Though not legal in New York state, it's easy to lane-split with the Nissan NMC, which has enough forward thrust to keep up with internal combustion-powered traffic, especially when a turning or double-parked truck prompts you to quickly change lanes. The acceleration of the electric motor feels about on pace with a small three- or four-cylinder engine in an economy car, but not a hot hatch. You can rest both elbows on the doors, too, so there's some comfort factor. The NMC's front seat should be comfortably capacious enough for all but the tallest or largest drivers, and its rubber and plastic materials are designed to be easy to wipe off if the rain comes in.

As with a conventional car, the left stalk operates turn signals and the lights (the latter of which I didn't need), while the right operates the windshield wiper (which I did). I recommend diligent use of the turn signals, especially in such traffic. Like many electrics, though, regeneration is pretty aggressive, and I didn't have to reach for the brake pedal much in stop-and-go-driving or while inching along through an intersection filled with jaywalking pedestrians.

Most other drivers were positive, even ecstatic, about my Nissan NMC. On 8th Avenue, the driver of a County Soda and Juice Systems Ford E-van gave me the thumbs-up, and keeping pace with me onto West 43rd Street, he rolled down his passenger-side window and tried to ask me questions. But I couldn't hear what he was saying over the rattle of his Ford's diesel engine.

A young Hasidic man driving a Toyota Highlander pointed to me and exclaimed, "What are you doing?" I thought the answer was obvious. The driver of another Highlander -- this one a Toyota/Lexus/Scion courtesy car for the auto show -- told me, "It looks good!"

Another journalist-tester warned that if I miss the turn onto 7th Avenue, I'd have to go very far out of my way to get back on route. I really missed it and didn't turn until Park Avenue, where I took the viaduct pass the Met Life building and Grand Central terminal. I don't know what the drivers of all those yellow taxis ahead of and behind me thought, but from the second or third floor of a building adjacent to the Met Life building, several office workers were waving enthusiastically.

Once back on track, on West 33rd, I hit a bit of a downhill section, which is where I saw the indicated 26 mph.
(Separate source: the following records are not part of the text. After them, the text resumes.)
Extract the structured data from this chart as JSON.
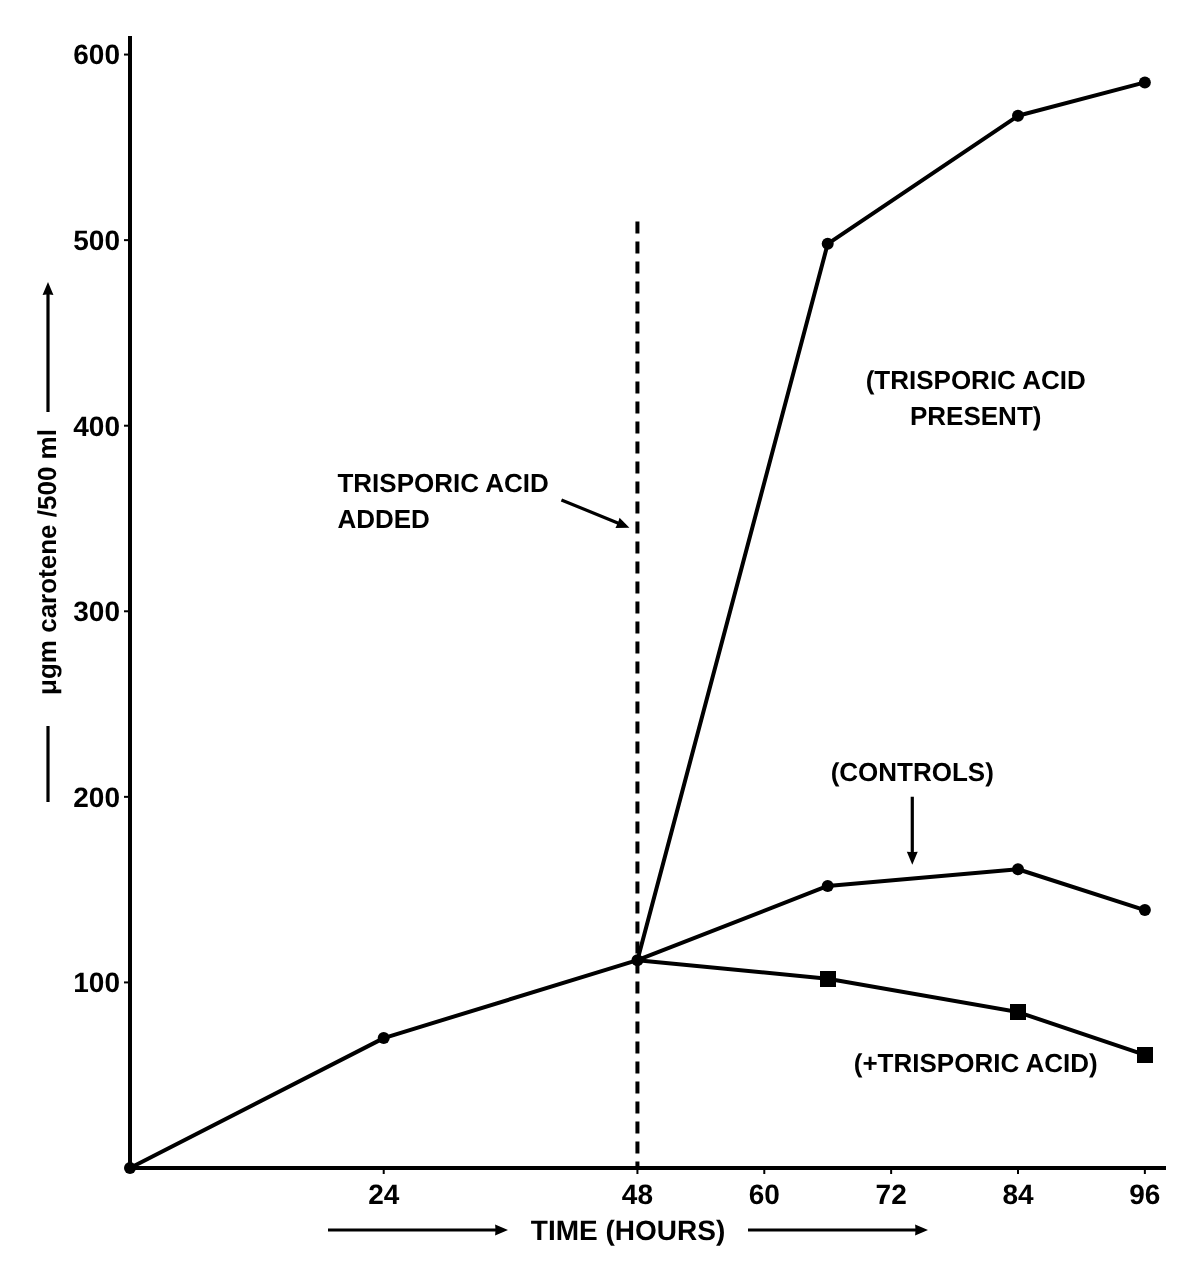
{
  "chart_data": {
    "type": "line",
    "xlabel": "TIME (HOURS)",
    "ylabel": "μgm carotene /500 ml",
    "xlim": [
      0,
      98
    ],
    "xticks": [
      24,
      48,
      60,
      72,
      84,
      96
    ],
    "ylim": [
      0,
      610
    ],
    "yticks": [
      100,
      200,
      300,
      400,
      500,
      600
    ],
    "grid": false,
    "line_style": "solid",
    "series": [
      {
        "color": "#000000",
        "marker": "circle",
        "x": [
          48,
          66,
          84,
          96
        ],
        "values": [
          112,
          498,
          567,
          585
        ]
      },
      {
        "color": "#000000",
        "marker": "circle",
        "x": [
          0,
          24,
          48,
          66,
          84,
          96
        ],
        "values": [
          0,
          70,
          112,
          152,
          161,
          139
        ]
      },
      {
        "color": "#000000",
        "marker": "square",
        "x": [
          48,
          66,
          84,
          96
        ],
        "values": [
          112,
          102,
          84,
          61
        ]
      }
    ],
    "ref_lines": [
      {
        "axis": "x",
        "value": 48,
        "label": "TRISPORIC ACID ADDED",
        "line_style": "dashed",
        "color": "#000000"
      }
    ],
    "annotations": [
      "(TRISPORIC ACID PRESENT)",
      "(CONTROLS)",
      "(+TRISPORIC ACID)"
    ]
  }
}
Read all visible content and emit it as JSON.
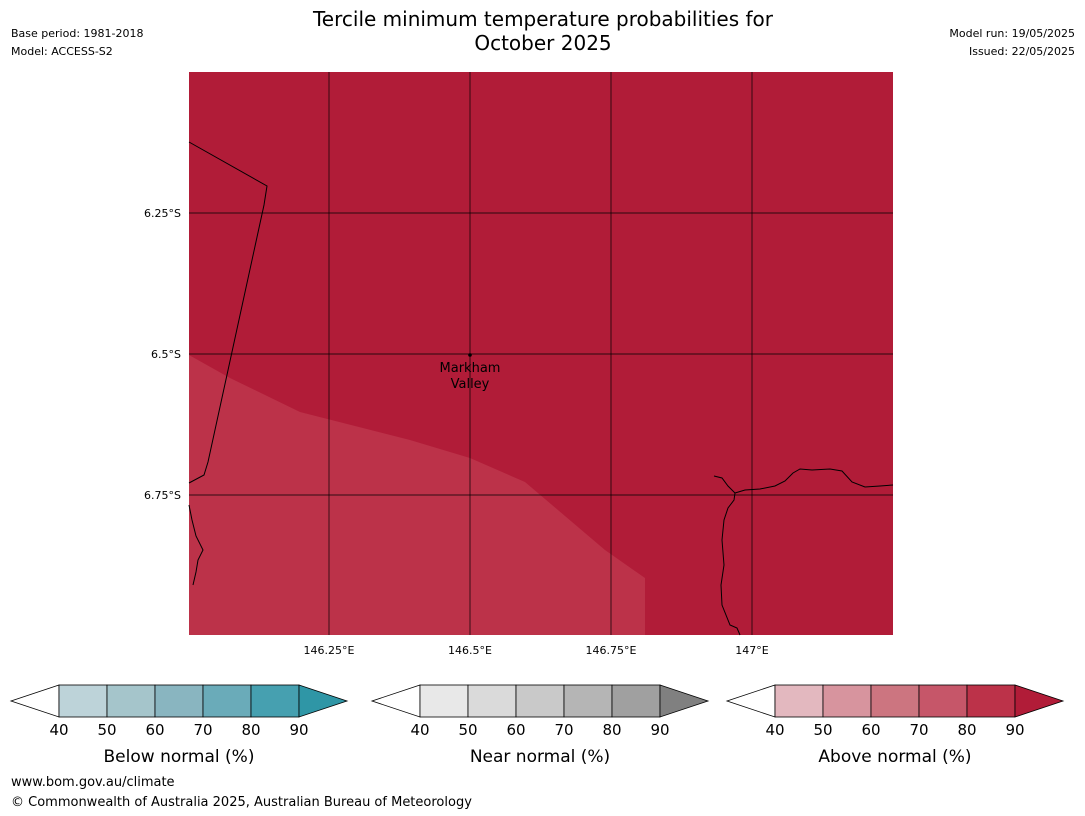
{
  "header": {
    "title_line1": "Tercile minimum temperature probabilities for",
    "title_line2": "October 2025",
    "base_period": "Base period: 1981-2018",
    "model": "Model: ACCESS-S2",
    "model_run": "Model run: 19/05/2025",
    "issued": "Issued: 22/05/2025"
  },
  "map": {
    "lat_labels": [
      "6.25°S",
      "6.5°S",
      "6.75°S"
    ],
    "lon_labels": [
      "146.25°E",
      "146.5°E",
      "146.75°E",
      "147°E"
    ],
    "place": {
      "name_line1": "Markham",
      "name_line2": "Valley"
    },
    "colors": {
      "above_80_90": "#b11c38",
      "above_70_80": "#bc3249",
      "grid": "#000000",
      "coast": "#000000"
    }
  },
  "legends": [
    {
      "title": "Below normal (%)",
      "ticks": [
        "40",
        "50",
        "60",
        "70",
        "80",
        "90"
      ],
      "colors": [
        "#ffffff",
        "#bdd3d9",
        "#a5c5cb",
        "#89b5c0",
        "#6aabb9",
        "#46a0b0",
        "#2f96a6"
      ]
    },
    {
      "title": "Near normal (%)",
      "ticks": [
        "40",
        "50",
        "60",
        "70",
        "80",
        "90"
      ],
      "colors": [
        "#ffffff",
        "#e8e8e8",
        "#dadada",
        "#c9c9c9",
        "#b5b5b5",
        "#a0a0a0",
        "#808080"
      ]
    },
    {
      "title": "Above normal (%)",
      "ticks": [
        "40",
        "50",
        "60",
        "70",
        "80",
        "90"
      ],
      "colors": [
        "#ffffff",
        "#e3b8bf",
        "#d7949e",
        "#cc7580",
        "#c65669",
        "#bc3249",
        "#b11c38"
      ]
    }
  ],
  "footer": {
    "url": "www.bom.gov.au/climate",
    "copyright": "© Commonwealth of Australia 2025, Australian Bureau of Meteorology"
  }
}
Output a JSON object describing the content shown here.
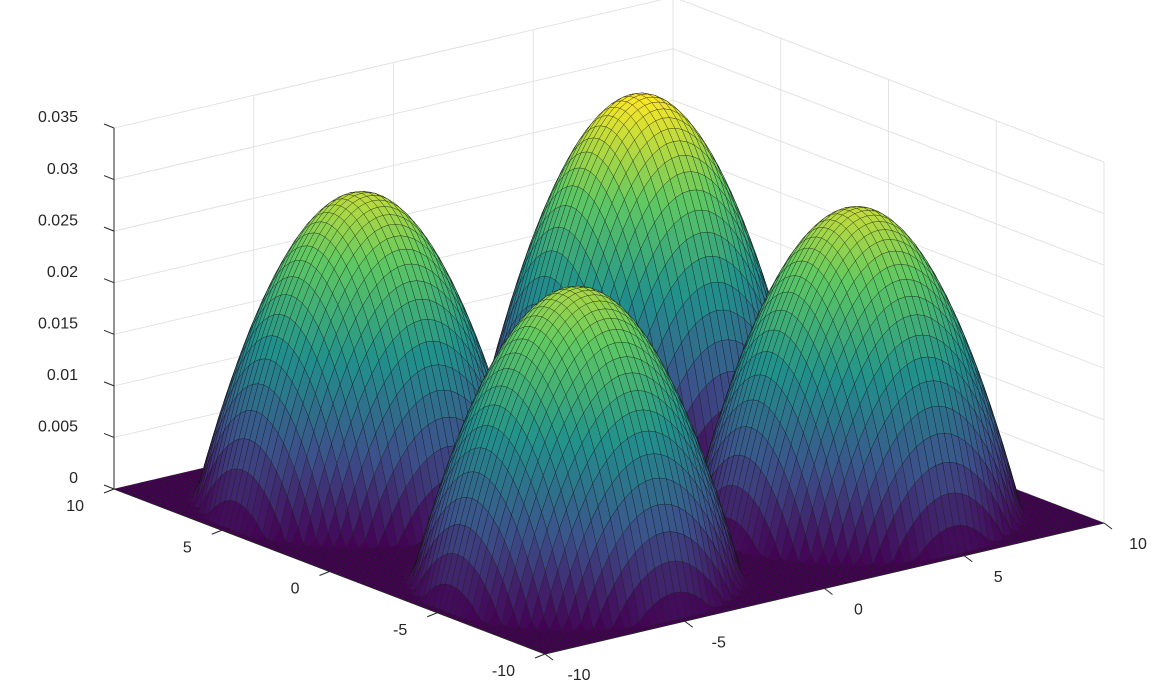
{
  "chart_data": {
    "type": "surface",
    "title": "",
    "xlabel": "",
    "ylabel": "",
    "zlabel": "",
    "colormap": "viridis",
    "colormap_stops": [
      "#440154",
      "#3b528b",
      "#21918c",
      "#5ec962",
      "#fde725"
    ],
    "xlim": [
      -10,
      10
    ],
    "ylim": [
      -10,
      10
    ],
    "zlim": [
      0,
      0.035
    ],
    "x_ticks": [
      -10,
      -5,
      0,
      5,
      10
    ],
    "y_ticks": [
      -10,
      -5,
      0,
      5,
      10
    ],
    "z_ticks": [
      0,
      0.005,
      0.01,
      0.015,
      0.02,
      0.025,
      0.03,
      0.035
    ],
    "x_tick_labels": [
      "-10",
      "-5",
      "0",
      "5",
      "10"
    ],
    "y_tick_labels": [
      "-10",
      "-5",
      "0",
      "5",
      "10"
    ],
    "z_tick_labels": [
      "0",
      "0.005",
      "0.01",
      "0.015",
      "0.02",
      "0.025",
      "0.03",
      "0.035"
    ],
    "grid": true,
    "grid_resolution": 81,
    "peaks": [
      {
        "x": -5,
        "y": 5,
        "height": 0.0295,
        "radius": 4.7
      },
      {
        "x": 5,
        "y": 5,
        "height": 0.0327,
        "radius": 4.7
      },
      {
        "x": -5,
        "y": -5,
        "height": 0.0283,
        "radius": 4.7
      },
      {
        "x": 5,
        "y": -5,
        "height": 0.0297,
        "radius": 4.7
      }
    ],
    "floor_value": 0
  }
}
By the time I finally returned the Nissan NMC to Penn Station, the battery juice gauge hadn't budged from its half-full point.

Would this -- will this -- work in New York City? It already seems to be working in San Francisco, where at least 500 renters have cycled through 10 cars in six months, Nissan estimates. If Nissan sells its version of the Twizy, I figure it would come in somewhere between $8,000 and $10,000. Nissan says the price range in Europe is roughly 6,500 to 7,000 euros, or about $7,280 to $7,840, based on late March exchange rates.

The base price in pricey Great Britain is 6,895 pounds, or $9,825. But that's still well under the price of a gas-powered Smart Fortwo, which runs $15,400 to $19,230, depending on trim level, let alone the $25,750 base price of a Fortwo electric, though the Smarts have full weather protection.

In a post-automotive world (which does not assume cars will go away -- just that they will not predominate as the main mode of transportation everywhere), I can foresee electric "quads" like the Nissan NMC comfortably sharing crammed city streets with buses, electric streetcars and metros, hybrid or EV delivery trucks, autonomous taxis, and generous bike lanes. And it won't always be rush hour, so first, Nissan might as well give us another 10 to 25 mph of top speed.